For myself, and for many many others to one degree or another, crowds are anathema. I would never go to an end of year sale, it would be hell on earth for me. I don't do people in large numbers, I get panic attacks and have to escape. If I have someone with me who I trust it is not so scary, but still I prefer to avoid the crowds, the noise, the crush. I can handle crowds when there is a reason for me to do so - airports, large cities and the like but I would never voluntarily go to a place where I know there will be large numbers of people without a reason that makes sense to me.

And yet, this new person I am becoming as I travel this path I am now on - this person finds crowds less intimidating. I find I am having less panic attacks now that I am on my path and I know it is the right one for me. Extraneous matters that once bothered and worried me seem to loom less large in my mind. I am becoming, dare I say it, serene. Not all the time of course, I am a woman after all and subject to the hormonal fluctuations that make a woman's emotions volatile. I still get myself bent out of shape when people don't act the way I think they will, I still react badly when I anticipate something happening and it doesn't go the way the script in my head has already written it. People still have that annoying habit of acting differently to my internal script and I still find that tricky. I'm still finding myself trying to control my environment, but I'm learning to stop myself most of the time.
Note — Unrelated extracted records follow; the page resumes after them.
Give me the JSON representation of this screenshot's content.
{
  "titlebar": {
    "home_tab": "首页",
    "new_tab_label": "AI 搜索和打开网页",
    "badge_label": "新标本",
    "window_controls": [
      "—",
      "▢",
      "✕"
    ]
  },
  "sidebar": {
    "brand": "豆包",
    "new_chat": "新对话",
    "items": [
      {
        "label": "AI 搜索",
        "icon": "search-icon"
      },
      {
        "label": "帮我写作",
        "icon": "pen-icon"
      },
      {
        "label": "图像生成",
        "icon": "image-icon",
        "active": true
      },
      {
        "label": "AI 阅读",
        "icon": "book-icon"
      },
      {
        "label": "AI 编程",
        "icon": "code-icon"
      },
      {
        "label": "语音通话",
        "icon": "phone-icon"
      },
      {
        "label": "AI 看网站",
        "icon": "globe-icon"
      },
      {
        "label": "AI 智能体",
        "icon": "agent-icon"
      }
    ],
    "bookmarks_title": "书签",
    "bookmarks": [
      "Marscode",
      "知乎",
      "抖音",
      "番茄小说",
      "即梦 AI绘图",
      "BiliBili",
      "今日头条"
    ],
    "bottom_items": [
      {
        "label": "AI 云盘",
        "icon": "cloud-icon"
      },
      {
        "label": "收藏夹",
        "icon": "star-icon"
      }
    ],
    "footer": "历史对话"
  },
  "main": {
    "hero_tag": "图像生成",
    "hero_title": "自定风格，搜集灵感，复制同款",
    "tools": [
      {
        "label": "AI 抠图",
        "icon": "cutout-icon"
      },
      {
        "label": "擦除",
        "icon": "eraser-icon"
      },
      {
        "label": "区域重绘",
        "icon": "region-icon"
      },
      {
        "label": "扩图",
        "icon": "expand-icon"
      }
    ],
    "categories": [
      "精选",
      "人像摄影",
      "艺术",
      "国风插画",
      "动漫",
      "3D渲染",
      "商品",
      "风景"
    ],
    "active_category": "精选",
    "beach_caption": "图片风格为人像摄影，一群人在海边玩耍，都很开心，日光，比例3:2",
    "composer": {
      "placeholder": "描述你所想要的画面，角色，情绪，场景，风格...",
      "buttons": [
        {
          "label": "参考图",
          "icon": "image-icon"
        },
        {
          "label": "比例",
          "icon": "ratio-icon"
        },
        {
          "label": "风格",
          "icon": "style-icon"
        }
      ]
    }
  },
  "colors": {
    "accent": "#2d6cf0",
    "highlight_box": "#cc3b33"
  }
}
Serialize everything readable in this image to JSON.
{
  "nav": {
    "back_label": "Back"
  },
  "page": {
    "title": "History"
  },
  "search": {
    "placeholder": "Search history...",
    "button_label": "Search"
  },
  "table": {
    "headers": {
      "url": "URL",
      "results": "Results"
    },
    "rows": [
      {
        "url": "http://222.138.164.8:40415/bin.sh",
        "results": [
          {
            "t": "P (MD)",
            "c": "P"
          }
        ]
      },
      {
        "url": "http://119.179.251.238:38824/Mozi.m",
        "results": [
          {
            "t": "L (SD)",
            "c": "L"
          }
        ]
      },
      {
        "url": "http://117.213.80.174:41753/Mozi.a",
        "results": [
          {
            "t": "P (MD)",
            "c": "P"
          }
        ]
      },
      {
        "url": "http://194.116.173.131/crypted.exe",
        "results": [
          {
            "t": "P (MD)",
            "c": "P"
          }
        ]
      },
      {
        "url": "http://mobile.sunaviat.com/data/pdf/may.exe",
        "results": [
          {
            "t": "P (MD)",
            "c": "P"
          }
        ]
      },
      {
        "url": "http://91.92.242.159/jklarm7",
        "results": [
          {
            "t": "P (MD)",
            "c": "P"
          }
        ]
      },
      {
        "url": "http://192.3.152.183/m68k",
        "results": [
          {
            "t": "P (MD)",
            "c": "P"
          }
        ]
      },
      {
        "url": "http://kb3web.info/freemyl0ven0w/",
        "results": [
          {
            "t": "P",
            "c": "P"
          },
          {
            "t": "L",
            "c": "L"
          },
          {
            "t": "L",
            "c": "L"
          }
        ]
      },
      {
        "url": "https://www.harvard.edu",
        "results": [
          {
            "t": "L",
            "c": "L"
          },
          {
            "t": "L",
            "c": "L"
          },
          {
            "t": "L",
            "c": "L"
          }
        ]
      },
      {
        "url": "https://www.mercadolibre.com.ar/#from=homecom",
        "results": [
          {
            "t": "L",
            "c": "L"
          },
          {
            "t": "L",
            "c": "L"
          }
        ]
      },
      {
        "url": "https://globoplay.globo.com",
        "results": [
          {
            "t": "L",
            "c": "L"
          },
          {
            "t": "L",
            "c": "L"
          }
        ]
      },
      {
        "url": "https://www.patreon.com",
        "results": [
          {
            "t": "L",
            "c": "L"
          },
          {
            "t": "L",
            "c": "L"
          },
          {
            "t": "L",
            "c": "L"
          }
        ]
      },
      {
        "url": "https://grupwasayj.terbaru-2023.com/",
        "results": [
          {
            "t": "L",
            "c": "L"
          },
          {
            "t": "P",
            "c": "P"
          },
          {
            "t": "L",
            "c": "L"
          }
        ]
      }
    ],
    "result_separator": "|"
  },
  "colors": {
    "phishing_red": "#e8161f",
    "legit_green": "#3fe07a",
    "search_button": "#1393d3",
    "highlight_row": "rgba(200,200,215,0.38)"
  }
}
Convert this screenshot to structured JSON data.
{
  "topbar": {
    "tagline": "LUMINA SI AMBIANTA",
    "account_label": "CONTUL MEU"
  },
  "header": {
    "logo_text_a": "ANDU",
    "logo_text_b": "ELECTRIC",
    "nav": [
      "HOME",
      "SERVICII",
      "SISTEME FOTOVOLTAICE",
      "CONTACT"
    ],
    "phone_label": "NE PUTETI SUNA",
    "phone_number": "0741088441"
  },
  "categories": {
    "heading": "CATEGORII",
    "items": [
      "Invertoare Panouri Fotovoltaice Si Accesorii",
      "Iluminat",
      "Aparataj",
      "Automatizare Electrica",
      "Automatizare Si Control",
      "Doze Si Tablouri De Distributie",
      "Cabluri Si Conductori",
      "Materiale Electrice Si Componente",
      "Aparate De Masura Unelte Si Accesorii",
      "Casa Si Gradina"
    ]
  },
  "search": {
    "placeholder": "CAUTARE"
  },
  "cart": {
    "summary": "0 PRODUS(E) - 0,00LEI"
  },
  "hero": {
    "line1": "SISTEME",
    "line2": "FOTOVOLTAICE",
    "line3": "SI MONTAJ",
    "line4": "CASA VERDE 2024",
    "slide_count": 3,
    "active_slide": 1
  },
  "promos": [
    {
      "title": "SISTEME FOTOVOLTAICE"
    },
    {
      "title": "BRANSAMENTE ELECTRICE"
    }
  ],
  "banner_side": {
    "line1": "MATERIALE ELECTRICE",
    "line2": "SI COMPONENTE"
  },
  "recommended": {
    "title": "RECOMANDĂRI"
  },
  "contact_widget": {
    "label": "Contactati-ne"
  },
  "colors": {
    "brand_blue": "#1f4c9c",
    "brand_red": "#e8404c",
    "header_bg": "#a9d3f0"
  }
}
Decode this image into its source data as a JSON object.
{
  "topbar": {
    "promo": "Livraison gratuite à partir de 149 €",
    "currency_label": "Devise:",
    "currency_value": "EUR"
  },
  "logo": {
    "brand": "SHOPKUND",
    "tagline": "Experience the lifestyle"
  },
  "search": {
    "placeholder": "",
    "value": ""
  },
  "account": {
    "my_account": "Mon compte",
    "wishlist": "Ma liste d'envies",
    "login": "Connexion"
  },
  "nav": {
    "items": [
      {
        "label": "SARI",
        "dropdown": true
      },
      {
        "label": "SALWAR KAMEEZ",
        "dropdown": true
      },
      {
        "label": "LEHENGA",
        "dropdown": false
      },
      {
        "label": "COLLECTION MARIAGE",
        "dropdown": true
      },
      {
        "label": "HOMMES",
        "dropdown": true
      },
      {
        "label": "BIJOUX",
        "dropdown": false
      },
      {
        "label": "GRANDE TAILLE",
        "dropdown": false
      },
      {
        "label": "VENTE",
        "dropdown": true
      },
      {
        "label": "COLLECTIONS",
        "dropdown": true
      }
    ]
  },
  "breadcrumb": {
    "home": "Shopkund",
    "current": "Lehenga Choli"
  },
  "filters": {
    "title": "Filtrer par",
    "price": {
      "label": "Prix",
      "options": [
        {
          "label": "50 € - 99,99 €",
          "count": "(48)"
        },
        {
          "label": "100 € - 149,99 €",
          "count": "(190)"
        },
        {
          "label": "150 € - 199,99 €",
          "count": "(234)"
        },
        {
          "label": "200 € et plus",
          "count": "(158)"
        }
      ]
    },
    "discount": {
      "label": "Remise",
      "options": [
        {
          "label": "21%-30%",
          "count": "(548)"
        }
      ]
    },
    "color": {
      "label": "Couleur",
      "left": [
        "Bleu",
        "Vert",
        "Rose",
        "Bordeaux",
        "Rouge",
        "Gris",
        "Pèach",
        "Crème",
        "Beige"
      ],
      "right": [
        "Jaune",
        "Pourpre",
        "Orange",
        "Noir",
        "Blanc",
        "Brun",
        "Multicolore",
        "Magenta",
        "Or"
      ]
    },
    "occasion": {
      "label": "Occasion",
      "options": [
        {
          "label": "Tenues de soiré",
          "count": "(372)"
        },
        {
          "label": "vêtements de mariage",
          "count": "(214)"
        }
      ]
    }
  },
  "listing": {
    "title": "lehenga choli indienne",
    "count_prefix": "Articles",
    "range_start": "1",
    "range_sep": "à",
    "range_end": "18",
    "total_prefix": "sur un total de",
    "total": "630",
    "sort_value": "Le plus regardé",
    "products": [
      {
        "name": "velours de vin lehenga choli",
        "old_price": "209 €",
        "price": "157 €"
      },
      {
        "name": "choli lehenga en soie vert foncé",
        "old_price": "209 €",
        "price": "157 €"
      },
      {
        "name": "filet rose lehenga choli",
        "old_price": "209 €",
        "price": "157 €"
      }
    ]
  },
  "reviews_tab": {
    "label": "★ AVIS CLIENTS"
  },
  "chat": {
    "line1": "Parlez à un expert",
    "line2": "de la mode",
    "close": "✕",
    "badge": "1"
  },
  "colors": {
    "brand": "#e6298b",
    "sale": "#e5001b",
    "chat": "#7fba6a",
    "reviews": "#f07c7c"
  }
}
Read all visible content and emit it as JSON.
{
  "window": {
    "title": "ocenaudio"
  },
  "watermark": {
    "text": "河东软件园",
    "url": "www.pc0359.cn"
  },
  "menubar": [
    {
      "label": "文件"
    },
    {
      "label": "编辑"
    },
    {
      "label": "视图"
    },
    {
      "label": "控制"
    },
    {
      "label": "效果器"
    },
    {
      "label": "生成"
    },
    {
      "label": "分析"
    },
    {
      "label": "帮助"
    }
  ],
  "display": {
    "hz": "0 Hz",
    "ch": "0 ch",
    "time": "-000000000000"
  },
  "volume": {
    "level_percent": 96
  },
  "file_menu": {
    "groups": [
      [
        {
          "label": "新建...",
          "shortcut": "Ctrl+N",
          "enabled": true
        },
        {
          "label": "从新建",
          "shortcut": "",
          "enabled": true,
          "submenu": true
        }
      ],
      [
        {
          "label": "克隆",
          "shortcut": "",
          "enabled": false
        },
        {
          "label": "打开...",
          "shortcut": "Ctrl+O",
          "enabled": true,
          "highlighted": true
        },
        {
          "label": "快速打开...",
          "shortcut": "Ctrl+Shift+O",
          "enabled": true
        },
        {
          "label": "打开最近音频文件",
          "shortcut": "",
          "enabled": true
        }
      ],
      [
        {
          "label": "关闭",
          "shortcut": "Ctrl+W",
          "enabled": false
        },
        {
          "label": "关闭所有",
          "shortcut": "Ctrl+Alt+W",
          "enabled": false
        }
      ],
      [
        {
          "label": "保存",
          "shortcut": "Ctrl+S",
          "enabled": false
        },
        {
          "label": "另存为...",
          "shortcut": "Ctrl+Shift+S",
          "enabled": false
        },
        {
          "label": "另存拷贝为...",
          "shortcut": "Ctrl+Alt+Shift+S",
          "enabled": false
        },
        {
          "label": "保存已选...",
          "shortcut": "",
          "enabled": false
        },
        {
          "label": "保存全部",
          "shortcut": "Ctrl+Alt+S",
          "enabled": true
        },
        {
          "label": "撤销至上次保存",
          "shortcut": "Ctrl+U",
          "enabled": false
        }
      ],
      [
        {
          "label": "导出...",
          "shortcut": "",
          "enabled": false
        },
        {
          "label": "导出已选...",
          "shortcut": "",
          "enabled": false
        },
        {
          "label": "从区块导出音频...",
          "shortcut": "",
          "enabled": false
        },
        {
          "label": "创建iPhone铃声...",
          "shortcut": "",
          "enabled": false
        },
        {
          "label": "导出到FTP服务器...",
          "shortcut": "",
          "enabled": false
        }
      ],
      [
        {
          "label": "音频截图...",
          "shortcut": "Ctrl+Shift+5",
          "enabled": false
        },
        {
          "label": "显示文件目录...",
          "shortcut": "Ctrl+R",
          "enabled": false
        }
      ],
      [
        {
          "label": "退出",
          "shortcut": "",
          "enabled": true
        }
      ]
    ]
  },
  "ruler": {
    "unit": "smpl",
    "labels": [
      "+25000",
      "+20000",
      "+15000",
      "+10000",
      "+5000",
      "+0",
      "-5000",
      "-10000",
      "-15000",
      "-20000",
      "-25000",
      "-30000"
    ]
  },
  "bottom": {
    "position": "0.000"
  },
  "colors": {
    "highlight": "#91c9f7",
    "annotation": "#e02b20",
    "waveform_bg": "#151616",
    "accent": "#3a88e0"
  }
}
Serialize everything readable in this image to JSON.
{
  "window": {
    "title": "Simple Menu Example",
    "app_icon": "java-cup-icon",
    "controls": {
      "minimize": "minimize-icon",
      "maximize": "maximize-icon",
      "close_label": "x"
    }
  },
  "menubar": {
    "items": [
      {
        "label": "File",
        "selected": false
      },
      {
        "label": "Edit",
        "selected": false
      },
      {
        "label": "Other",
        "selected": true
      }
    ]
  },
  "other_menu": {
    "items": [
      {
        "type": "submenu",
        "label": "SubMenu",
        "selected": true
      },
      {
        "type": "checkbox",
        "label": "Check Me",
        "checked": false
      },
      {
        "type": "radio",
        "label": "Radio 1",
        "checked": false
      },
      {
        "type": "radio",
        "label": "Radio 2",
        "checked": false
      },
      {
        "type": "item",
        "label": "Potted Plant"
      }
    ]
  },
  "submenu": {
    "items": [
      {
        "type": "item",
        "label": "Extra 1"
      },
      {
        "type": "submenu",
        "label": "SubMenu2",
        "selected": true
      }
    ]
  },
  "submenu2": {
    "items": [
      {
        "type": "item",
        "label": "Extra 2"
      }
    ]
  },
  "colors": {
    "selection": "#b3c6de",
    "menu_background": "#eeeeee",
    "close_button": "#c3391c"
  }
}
So I am changing, becoming a better person, a calmer person (most of the time) and I am finding serenity (some of the time). It's a long process, this process of internal change. But I am doing it, I am thinking positive thoughts and that has become easier for me. The more I think positively the more comfortable I feel about doing it. The flow on effect is that I am beginning to believe that I deserve good things in my life. I feel that I deserve the life I am aiming for, and I know I am finally on the right path for me. Along with this comes the understanding that I am the only one who can control my life, the only one who can be certain which path is the right one for me and it doesn't matter if others think I am wrong. I am the only one on this path and it only matters that it is right for me.

And so the little things have ceased to be a bother to me (most of the time - gamer son will confirm that the state of his room still causes extreme parental angst!) and I am finding my serenity one step at a time, one day at a time, one challenge at a time. I have learned to trust my instincts, I have learned to change my thinking and I am feeling the benefits in my everyday life. I am feeling confident about my future and that hasn't been a mindset for me for a long long time. I really do feel that I have the right to pursue my dreams and that now is the time to take that chance, take that risk, continue that jump without a parachute. I will land exactly where I am meant to be.

Well, now to find pics for this blog - one that I had no clue I would write until here it sits, out of my head, through my fingers and onto the screen. Sometimes, most times, writing this blog helps me to know what I am thinking ;)




This last picture I have included because we should all spend time in introspection. I believe you cannot do what is right for you in your life unless you truly know who you are. For some of us that is relatively easy, as you would know it was not so easy for me - but all of us are more than we know unless we go looking deep within.